All these stories were woven together and the story of the murder of the Lowmans corroborated in every detail. Back in New York, I sent a seven-page letter to Governor Thomas G. McLeod of South Carolina. Sheriffs, deputy sheriffs, policemen, lawyers, members of the South Carolina Legislature, relatives of the Governor—all these together with their names, addresses, occupations, were furnished the Governor as being members of the mob. The names and addresses, too, of responsible white citizens, as well as colored, who knew these facts to be true, were offered to the Governor if he would guarantee them protection from the vengeance of the mob. The Governor was told how in his own State after the lynching, an attempt was made to manufacture a race riot to cover the guilt of the murderers. Agents of the Klan went around Aiken and the neighboring towns saying, “The niggers are armed; they are going to rise in the night and kill all the white people.” The Governor was told how the mob even planned to castrate Lawyer Southard and to tar and feather Lawyer Frederick for daring to defend the Lowmans and to do it well. All these things were told him. Not yet do we know whether any action will come of it. The Grand Jury which investigated the lynching and one of whose members is known to have been a member of the mob and another strongly suspected of having been in it, has reported, strangely enough, that no evidence whatever could be found against any of the lynchers. Governor McLeod, as many citizens of his State told me, is a very weak man. He is a “pussy-footer” they say, who is always quoting the scriptures. He will do nothing.

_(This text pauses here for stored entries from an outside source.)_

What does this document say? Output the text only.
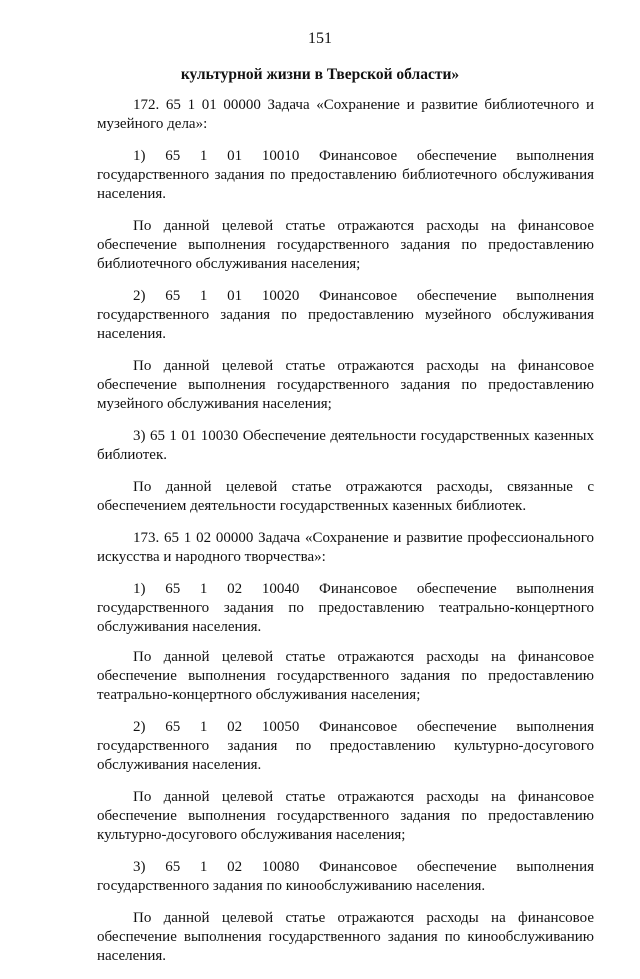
151
культурной жизни в Тверской области»

172. 65 1 01 00000 Задача «Сохранение и развитие библиотечного и музейного дела»:

1) 65 1 01 10010 Финансовое обеспечение выполнения государственного задания по предоставлению библиотечного обслуживания населения.

По данной целевой статье отражаются расходы на финансовое обеспечение выполнения государственного задания по предоставлению библиотечного обслуживания населения;

2) 65 1 01 10020 Финансовое обеспечение выполнения государственного задания по предоставлению музейного обслуживания населения.

По данной целевой статье отражаются расходы на финансовое обеспечение выполнения государственного задания по предоставлению музейного обслуживания населения;

3) 65 1 01 10030 Обеспечение деятельности государственных казенных библиотек.

По данной целевой статье отражаются расходы, связанные с обеспечением деятельности государственных казенных библиотек.

173. 65 1 02 00000 Задача «Сохранение и развитие профессионального искусства и народного творчества»:

1) 65 1 02 10040 Финансовое обеспечение выполнения государственного задания по предоставлению театрально-концертного обслуживания населения.

По данной целевой статье отражаются расходы на финансовое обеспечение выполнения государственного задания по предоставлению театрально-концертного обслуживания населения;

2) 65 1 02 10050 Финансовое обеспечение выполнения государственного задания по предоставлению культурно-досугового обслуживания населения.

По данной целевой статье отражаются расходы на финансовое обеспечение выполнения государственного задания по предоставлению культурно-досугового обслуживания населения;

3) 65 1 02 10080 Финансовое обеспечение выполнения государственного задания по кинообслуживанию населения.

По данной целевой статье отражаются расходы на финансовое обеспечение выполнения государственного задания по кинообслуживанию населения.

The Governor has the authority under the law to offer a reward for the apprehension of the lynchers. The Lowmans were lynched on October 8th. When I left South Carolina on October 25th, he had offered no reward even though, conditions being what they are, there would be little likelihood of the State ever being forced to pay this sum.

But three more names have been added to the black roll of victims of mob murder. White people in South Carolina have learned that they have sown the dragon’s teeth. Man after man of them, respectable, respected, law-abiding, are today living in fear of their lives. The seeds of lawlessness have been sown when black men were lynched and nothing done about it. Today white men are suffering and white women too. And I heard in South Carolina a new note. “We have been opposed to the Dyer Anti-lynching Bill but we realize now that the only hope lies in Federal action. For a time the states would not end lynching. Now the states of the South cannot.”

(All of the documents obtained by Mr. White were turned over to the New York World and formed the basis of its exposé of the lynching situation in South Carolina.)

Citation: White, Walter. 1926. “The Shambles of South Carolina.” The Crisis. 33(2):72–75.